Quand l'équilibre des devoirs, le « donnant- donnant », est rompu, tout le système s'écroule. C'est le cas aujourd'hui car le désengagement en matière de financement du bucco-dentaire induit une cascade de conséquences : désertification territoriale, surcharge de certains cabinets dentaires, burn-out, difficulté d'accès aux soins en raison du manque de disponibilité des praticiens et des restes à charge sur certains actes, absence d'attractivité de l'exercice libéral, création d'une dentisterie à deux vitesses avec des actes à forte valeur ajoutée et ceux, désormais dévalorisés, qui constituent pourtant notre cœur de métier...
La société française souhaite-t-elle que demain, les populations dont l'état bucco- dentaire nécessitera le plus de soins ne trouvent plus de chirurgiens-dentistes en mesure d'y répondre ? C'est le scénario catastrophe vers lequel nous nous dirigeons.
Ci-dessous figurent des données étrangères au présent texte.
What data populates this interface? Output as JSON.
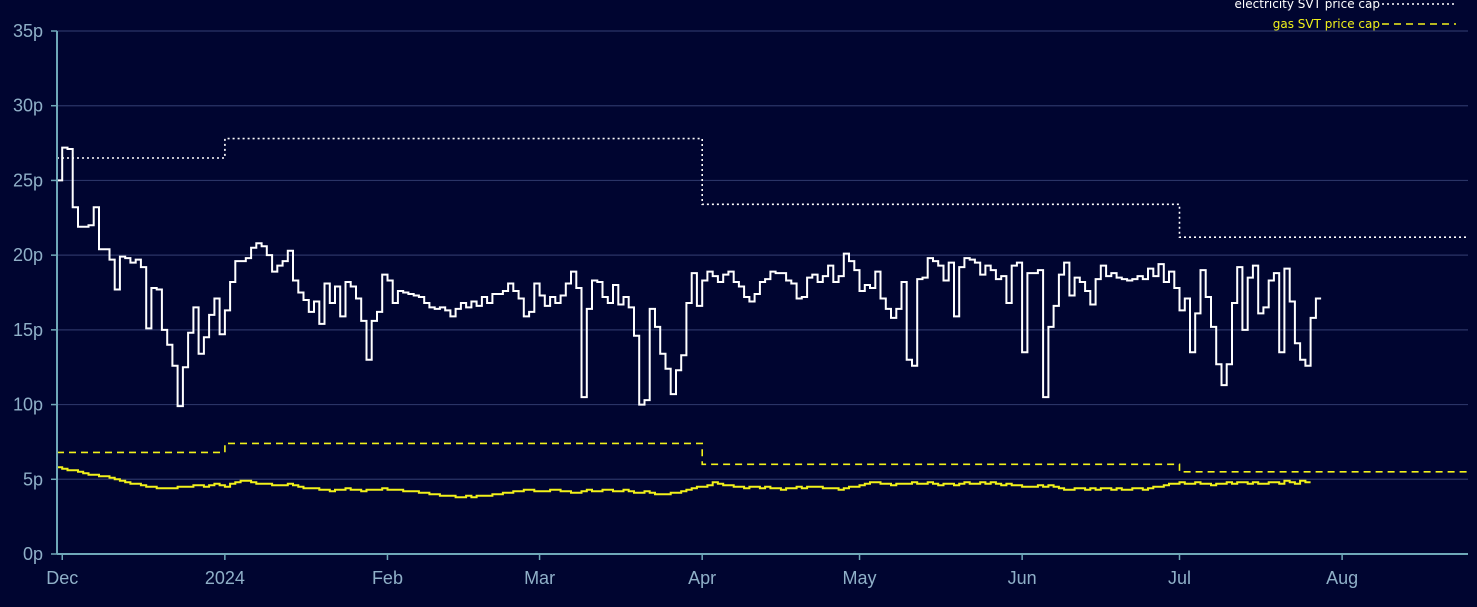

Par ailleurs, certains pensent que nous pourrons ad vitam aeternam équilibrer nos dépenses avec des actes à honoraires libres : les statistiques et l'amélioration de l'état bucco-dentaire de la population démontrent le contraire, même si d'autres besoins apparaissent, en raison notamment du vieillissement des patients.
C'est pour toutes ces raisons que l'exigence de doublement des soins précoces, conservateurs et chirurgicaux, n'est pas une simple vue de l'esprit de la CNSD : il en va de la survie du mode de distribution des soins dentaires, de la cohérence et de la cohésion de notre profession, et de notre mission de santé publique... car personne n'est en mesure aujourd'hui de prendre la place des chirurgiens-dentistes libéraux, en rendant le même service, au même coût, avec la même qualité de soins et la même disponibilité.